Из-за угла выехал черный фургон, Гальперин уверенно развернулся и подал его задом. Потом вышел из кабины и стал открывать сзади дверь из двух створок, на которых желтою полуоблезшею краской было написано: «Городская служба психологической помощи».
— Ну что, уважаемый, — бодро сказал кому-то в темной глубине фургона Гальперин, — тебе придется немного потесниться. Сосед у тебя появился.
Из фургона выскочил какой-то коротышка в бесформенном костюме из застиранной серой ткани, казавшейся чем-то наподобие брезента. Тот быстро огляделся, увидел дом, Гальперина, Иванова, дворничиху и застывшее тело и недовольно скривился.
— Очень мне приятно разъезжать тут с вашей падалью! — говорил бойкий коротышка.
— Ну ничего, — возражал Гальперин. — Отнесись к этому по-философски. Как ты это умеешь.
— У меня ведь эксклюзивная миссия, — предупредил Гальперина коротышка ловким и спокойным своим голосом.
— Знаем мы твою миссию! — одернул тот коротышку.
Когда мужчины втроем стали затаскивать тело в машину, дворничиха начала подвывать немного от бесцельного провождения времени и мгновенной своей горечи, так что Иванов даже в раздражении прикрикнул на нее.
— Дура! — дал он еще тетке лапидарное определение.
— Пленку!.. — деловито командовал Гальперин коротышке, снова заскочившему в фургон и готовому принимать тело. — Пленку расстели. Слышишь, что говорю? Там, под сиденьем.

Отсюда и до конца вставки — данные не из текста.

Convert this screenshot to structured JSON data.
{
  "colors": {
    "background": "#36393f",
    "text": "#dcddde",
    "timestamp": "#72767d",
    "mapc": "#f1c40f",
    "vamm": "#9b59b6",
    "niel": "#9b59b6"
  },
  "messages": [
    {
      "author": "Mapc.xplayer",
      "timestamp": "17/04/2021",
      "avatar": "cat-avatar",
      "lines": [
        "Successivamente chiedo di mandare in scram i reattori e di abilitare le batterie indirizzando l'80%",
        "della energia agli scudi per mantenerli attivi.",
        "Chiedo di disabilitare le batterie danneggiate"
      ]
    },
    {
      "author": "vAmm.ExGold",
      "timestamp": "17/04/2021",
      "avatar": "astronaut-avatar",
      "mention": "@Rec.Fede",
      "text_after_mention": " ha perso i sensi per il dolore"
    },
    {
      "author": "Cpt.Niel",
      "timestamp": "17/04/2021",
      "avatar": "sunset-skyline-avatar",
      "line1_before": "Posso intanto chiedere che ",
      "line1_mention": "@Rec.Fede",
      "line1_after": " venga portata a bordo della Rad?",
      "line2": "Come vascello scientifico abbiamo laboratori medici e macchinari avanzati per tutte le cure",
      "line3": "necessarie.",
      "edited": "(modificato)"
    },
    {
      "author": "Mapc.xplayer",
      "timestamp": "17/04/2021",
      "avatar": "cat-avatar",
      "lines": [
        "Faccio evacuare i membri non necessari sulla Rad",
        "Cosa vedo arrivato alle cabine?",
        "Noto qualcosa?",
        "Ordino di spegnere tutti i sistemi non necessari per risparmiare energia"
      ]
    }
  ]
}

Коротышка и вправду добыл из-под сиденья рулон полупрозрачной замызганной пленки и расстелил ее возле порога. Потом принял босые, в одних носках, ноги Максима, которые подал тому Гальперин, потянул их вглубь фургона. Хрустящею пленкой накрыл коченеющее тело молодого человека, уложенное на пол фургона, и перед тем, как Гальперин захлопнул дверь, посмотрел вверх на стену дома со стороны, выходящей на север, и в четвертом этаже увидел окно разбитое и ниже его аппарат с трубкой, казавшиеся застывшими.
15
И было утро, новое амбициозное утро, со стальной холодностью его чахоточного, мерного развертывания. Они передвигались — ехали на машинах, ползли на брюхе, а вот этого-то как раз не было, усомнится иной в бессердечии своем, они тщетно старались соблюдать видимость достоинства перед лицом существования. Пусть так, на брюхе они не ползали, они находили другие способы пресмыкаться во прахе и нечистотах. Кое-кто уже и доехал до места, до своего тщедушного пристанища, и сидел там под лампой, пока она горела, и расхаживал по комнате, когда она умудрялась погаснуть.
Они слушали свои шаги и стук сердца, они считали свои вздохи, кожею своей они срастались с безветрием, душою — с безлюдьем и безвременьем, они немало теперь обгорели душой в их небывалой внутренней жизни. Кто-то из них любил сидеть на берегу моря в непогоду, в ноябре, и глазами полными сухости смотреть вдаль, видя лишь одну серость вдалеке, чуть выше горизонта; другие того не любили и даже от самой мысли о подобном провождении времени впадали в ярость, почти всегда, впрочем, искусно скрываемую.